Schwab, Yoo, Bybee, etc. Bush sure knoew how to pick some quality lawyerin’.
While I have no issue with Sahil, others are accurate in saying that Obama’s Executive Action was not “axed.” The Opinion and Order really has no effect on the EA at all other than that one judge in a judicial opinion called it unconstitutional. Radical Centrist seems to understand this perfectly.
Dude should be removed from the bench, pronto. Then, he should face his state bar on charges of violating professional and judicial ethics. I’m not exaggerating here either. His behavior is everything that ruins the professional respect and public perception of lawyers, judges, the practice of law and our judicial system as a whole.
There are only 677 authorized Federal District Court judgeships*, twenty three of which are currently vacant and twenty of which have nominees awaiting confirmation, each of whom wields immense power simply by virtue of the the kind of cases within a federal judge’s jurisdiction, the relative scarcity of federal judges and the fact that all of their opinions are published. The bad ones thus tend to stand out. A lot.
*The actual number of sitting federal judges is slippery, however, because a judge who goes on “senior status” frees up his seat for a new nominee and yet theoretically can end up with close to full case load if he wants to take it and the chief judge of the district wants to give it to him.
I think Josh is right on actually. Criticize the writing and proofreading, criticize the presentation, criticize missing or misrepresented information, criticize the spin, criticize the adoption of tricks like “click-baiting” etc., but there’s absolutely no need for us to get personal about the authors and Josh is 100% right to defend his employees and co-workers that way. These guys are doing us all a service on a daily basis with their reporting and the forum they’re providing and we come here to get informed and vent in a (mostly) constructive manner. The least we can do is be civil towards them as people who appear to have largely the same interests, positions and political leanings. We’re on the same team, as it were, so try to keep the criticism constructive, an effort to make TPM better, not tear down teammates.

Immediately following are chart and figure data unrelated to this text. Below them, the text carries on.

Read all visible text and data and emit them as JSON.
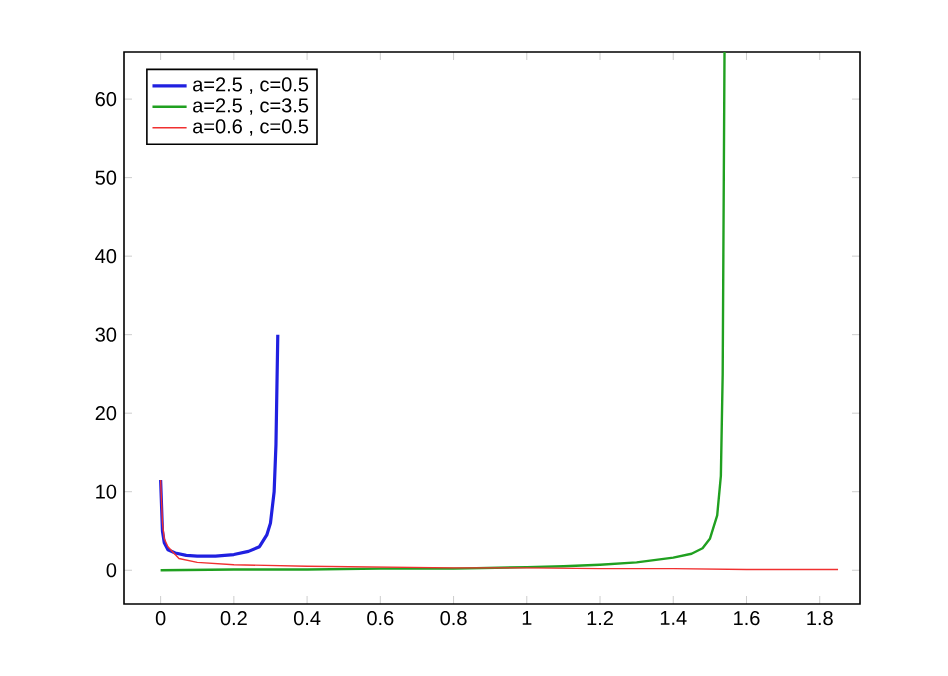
{
  "chart_data": {
    "type": "line",
    "xlim": [
      -0.1,
      1.91
    ],
    "ylim": [
      -4.3,
      66
    ],
    "xticks": [
      0,
      0.2,
      0.4,
      0.6,
      0.8,
      1,
      1.2,
      1.4,
      1.6,
      1.8
    ],
    "yticks": [
      0,
      10,
      20,
      30,
      40,
      50,
      60
    ],
    "legend": "top left",
    "grid": false,
    "line_style": "solid",
    "marker": "none",
    "series": [
      {
        "name": "a=2.5 , c=0.5",
        "color": "#2020e0",
        "x": [
          0,
          0.005,
          0.01,
          0.02,
          0.04,
          0.07,
          0.1,
          0.15,
          0.2,
          0.24,
          0.27,
          0.29,
          0.3,
          0.31,
          0.315,
          0.32
        ],
        "values": [
          11.5,
          5,
          3.5,
          2.6,
          2.2,
          1.9,
          1.8,
          1.8,
          2,
          2.4,
          3,
          4.5,
          6,
          10,
          16,
          30
        ]
      },
      {
        "name": "a=2.5 , c=3.5",
        "color": "#20a020",
        "x": [
          0,
          0.2,
          0.4,
          0.6,
          0.8,
          1,
          1.1,
          1.2,
          1.3,
          1.4,
          1.45,
          1.48,
          1.5,
          1.52,
          1.53,
          1.535,
          1.54
        ],
        "values": [
          0,
          0.1,
          0.1,
          0.2,
          0.2,
          0.4,
          0.5,
          0.7,
          1,
          1.6,
          2.1,
          2.8,
          4,
          7,
          12,
          25,
          66
        ]
      },
      {
        "name": "a=0.6 , c=0.5",
        "color": "#f03030",
        "x": [
          0,
          0.005,
          0.01,
          0.02,
          0.05,
          0.1,
          0.2,
          0.4,
          0.6,
          0.8,
          1,
          1.2,
          1.4,
          1.6,
          1.85
        ],
        "values": [
          11.5,
          6,
          4,
          3,
          1.5,
          1,
          0.7,
          0.5,
          0.4,
          0.3,
          0.3,
          0.2,
          0.2,
          0.1,
          0.1
        ]
      }
    ]
  }
}
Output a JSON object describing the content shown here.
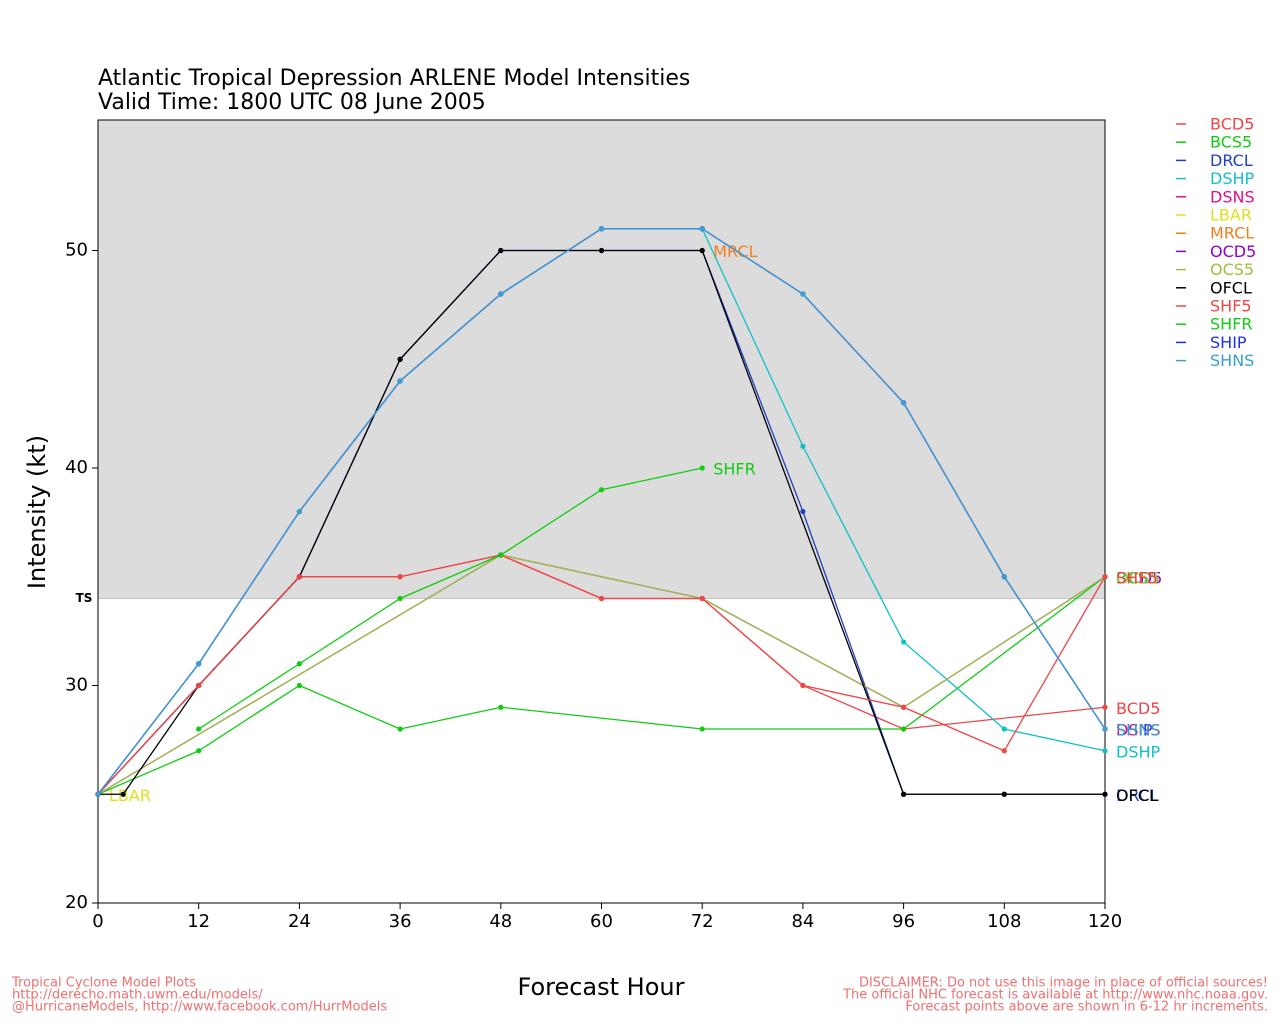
{
  "chart_data": {
    "type": "line",
    "title": "Atlantic Tropical Depression ARLENE Model Intensities",
    "subtitle": "Valid Time: 1800 UTC 08 June 2005",
    "x_label": "Forecast Hour",
    "y_label": "Intensity (kt)",
    "xlim": [
      0,
      120
    ],
    "ylim": [
      20,
      56
    ],
    "xticks": [
      0,
      12,
      24,
      36,
      48,
      60,
      72,
      84,
      96,
      108,
      120
    ],
    "yticks": [
      20,
      30,
      40,
      50
    ],
    "threshold": {
      "value": 34,
      "label": "TS",
      "shade": "above",
      "color": "#dcdcdc"
    },
    "series": [
      {
        "name": "BCD5",
        "color": "#f04545",
        "x": [
          0,
          12,
          24,
          36,
          48,
          60,
          72,
          84,
          96,
          120
        ],
        "values": [
          25,
          30,
          35,
          35,
          36,
          34,
          34,
          30,
          28,
          29
        ]
      },
      {
        "name": "BCS5",
        "color": "#10cc10",
        "x": [
          0,
          12,
          24,
          36,
          48,
          72,
          96,
          120
        ],
        "values": [
          25,
          27,
          30,
          28,
          29,
          28,
          28,
          35
        ]
      },
      {
        "name": "DRCL",
        "color": "#2040c0",
        "x": [
          0,
          12,
          24,
          36,
          48,
          60,
          72,
          84,
          96,
          108,
          120
        ],
        "values": [
          25,
          30,
          35,
          45,
          50,
          50,
          50,
          38,
          25,
          25,
          25
        ]
      },
      {
        "name": "DSHP",
        "color": "#10c0c8",
        "x": [
          0,
          12,
          24,
          36,
          48,
          60,
          72,
          84,
          96,
          108,
          120
        ],
        "values": [
          25,
          31,
          38,
          44,
          48,
          51,
          51,
          41,
          32,
          28,
          27
        ]
      },
      {
        "name": "DSNS",
        "color": "#e0108a",
        "x": [
          0,
          12,
          24,
          36,
          48,
          60,
          72,
          84,
          96,
          108,
          120
        ],
        "values": [
          25,
          31,
          38,
          44,
          48,
          51,
          51,
          48,
          43,
          35,
          28
        ]
      },
      {
        "name": "LBAR",
        "color": "#e0e020",
        "x": [
          0
        ],
        "values": [
          25
        ]
      },
      {
        "name": "MRCL",
        "color": "#f08020",
        "x": [
          72
        ],
        "values": [
          50
        ]
      },
      {
        "name": "OCD5",
        "color": "#9000d0",
        "x": [
          0,
          48,
          72,
          96,
          120
        ],
        "values": [
          25,
          36,
          34,
          29,
          35
        ]
      },
      {
        "name": "OCS5",
        "color": "#a0c040",
        "x": [
          0,
          48,
          72,
          96,
          120
        ],
        "values": [
          25,
          36,
          34,
          29,
          35
        ]
      },
      {
        "name": "OFCL",
        "color": "#000000",
        "x": [
          0,
          3,
          12,
          24,
          36,
          48,
          60,
          72,
          96,
          108,
          120
        ],
        "values": [
          25,
          25,
          30,
          35,
          45,
          50,
          50,
          50,
          25,
          25,
          25
        ]
      },
      {
        "name": "SHF5",
        "color": "#f04545",
        "x": [
          0,
          12,
          24,
          36,
          48,
          60,
          72,
          84,
          96,
          108,
          120
        ],
        "values": [
          25,
          30,
          35,
          35,
          36,
          34,
          34,
          30,
          29,
          27,
          35
        ]
      },
      {
        "name": "SHFR",
        "color": "#10cc10",
        "x": [
          12,
          24,
          36,
          48,
          60,
          72
        ],
        "values": [
          28,
          31,
          34,
          36,
          39,
          40
        ]
      },
      {
        "name": "SHIP",
        "color": "#2030f0",
        "x": [
          0,
          12,
          24,
          36,
          48,
          60,
          72,
          84,
          96,
          108,
          120
        ],
        "values": [
          25,
          31,
          38,
          44,
          48,
          51,
          51,
          48,
          43,
          35,
          28
        ]
      },
      {
        "name": "SHNS",
        "color": "#3aa0d0",
        "x": [
          0,
          12,
          24,
          36,
          48,
          60,
          72,
          84,
          96,
          108,
          120
        ],
        "values": [
          25,
          31,
          38,
          44,
          48,
          51,
          51,
          48,
          43,
          35,
          28
        ]
      }
    ],
    "footer_left": [
      "Tropical Cyclone Model Plots",
      "http://derecho.math.uwm.edu/models/",
      "@HurricaneModels, http://www.facebook.com/HurrModels"
    ],
    "footer_right": [
      "DISCLAIMER: Do not use this image in place of official sources!",
      "The official NHC forecast is available at http://www.nhc.noaa.gov.",
      "Forecast points above are shown in 6-12 hr increments."
    ]
  }
}
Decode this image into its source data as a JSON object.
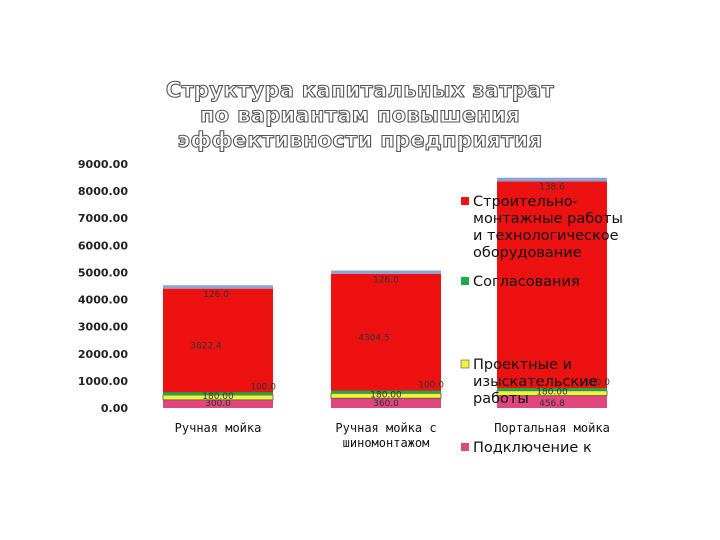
{
  "chart_data": {
    "type": "bar",
    "stacked": true,
    "title": "Структура капитальных затрат по вариантам повышения эффективности предприятия",
    "categories": [
      "Ручная мойка",
      "Ручная мойка с шиномонтажом",
      "Портальная мойка"
    ],
    "ylim": [
      0,
      9000
    ],
    "yticks": [
      "0.00",
      "1000.00",
      "2000.00",
      "3000.00",
      "4000.00",
      "5000.00",
      "6000.00",
      "7000.00",
      "8000.00",
      "9000.00"
    ],
    "grid": false,
    "legend_position": "right",
    "series": [
      {
        "name": "Подключение к",
        "color": "#e0457b",
        "values": [
          300,
          360,
          456.8
        ],
        "labels": [
          "300.0",
          "360.0",
          "456.8"
        ]
      },
      {
        "name": "Проектные и изыскательские работы",
        "color": "#f2f23a",
        "values": [
          180,
          180,
          180
        ],
        "labels": [
          "180.00",
          "180.00",
          "180.00"
        ]
      },
      {
        "name": "Согласования",
        "color": "#1aab4a",
        "values": [
          100,
          100,
          100
        ],
        "labels": [
          "100.0",
          "100.0",
          "100.0"
        ]
      },
      {
        "name": "Строительно-монтажные работы и технологическое оборудование",
        "color": "#ee1111",
        "values": [
          3822.4,
          4304.5,
          7620
        ],
        "labels": [
          "3822.4",
          "4304.5",
          ""
        ]
      },
      {
        "name": "",
        "color": "#8aa4d6",
        "values": [
          126,
          126,
          138.6
        ],
        "labels": [
          "126.0",
          "126.0",
          "138.6"
        ]
      }
    ]
  },
  "legend": [
    {
      "lines": [
        "Строительно-",
        "монтажные работы",
        "и технологическое",
        "оборудование"
      ],
      "color": "#ee1111"
    },
    {
      "lines": [
        "Согласования"
      ],
      "color": "#1aab4a"
    },
    {
      "lines": [
        "Проектные и",
        "изыскательские",
        "работы"
      ],
      "color": "#f2f23a"
    },
    {
      "lines": [
        "Подключение к"
      ],
      "color": "#e0457b"
    }
  ],
  "category_lines": [
    [
      "Ручная мойка"
    ],
    [
      "Ручная мойка с",
      "шиномонтажом"
    ],
    [
      "Портальная мойка"
    ]
  ]
}
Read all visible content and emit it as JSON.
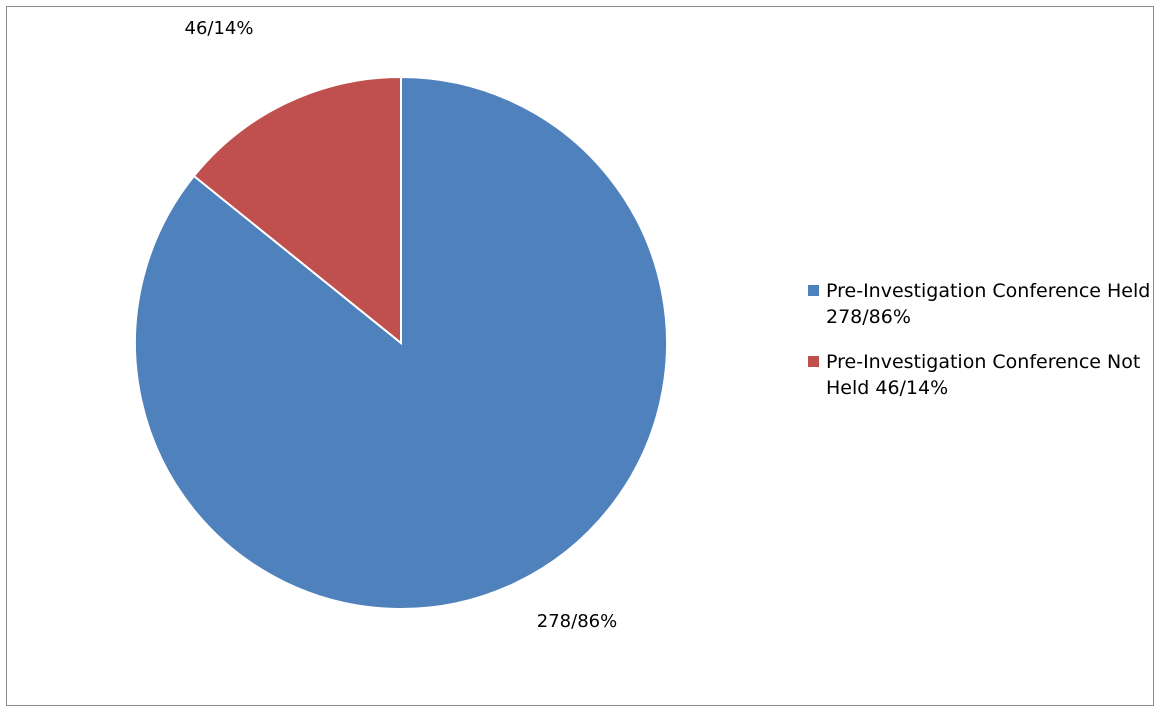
{
  "chart_data": {
    "type": "pie",
    "series": [
      {
        "name": "Pre-Investigation Conference Held 278/86%",
        "value": 278,
        "percent": 86,
        "data_label": "278/86%",
        "color": "#4f81bd"
      },
      {
        "name": "Pre-Investigation Conference Not Held 46/14%",
        "value": 46,
        "percent": 14,
        "data_label": "46/14%",
        "color": "#c0504d"
      }
    ],
    "start_angle": "12 o'clock",
    "direction": "clockwise",
    "legend_position": "right",
    "title": ""
  }
}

Besides, our wrath and outrage is better directed towards folks like Schwab, who deserve it, and it produces a lot more fun and hilarious commentary than does attacks on the articles’ authors…AND…they let me post my shit on here without a filter, so I have to appreciate that. Can you imagine if I said half the shit I or most of us say here in a crowded room?
$0.02
Thanks for the factual information. Appreciated.
Controversy #6: He sent Tommy Chong (of Cheech and Chong) to prison for 9 months.
Indeed. His judicial career should go up in smoke.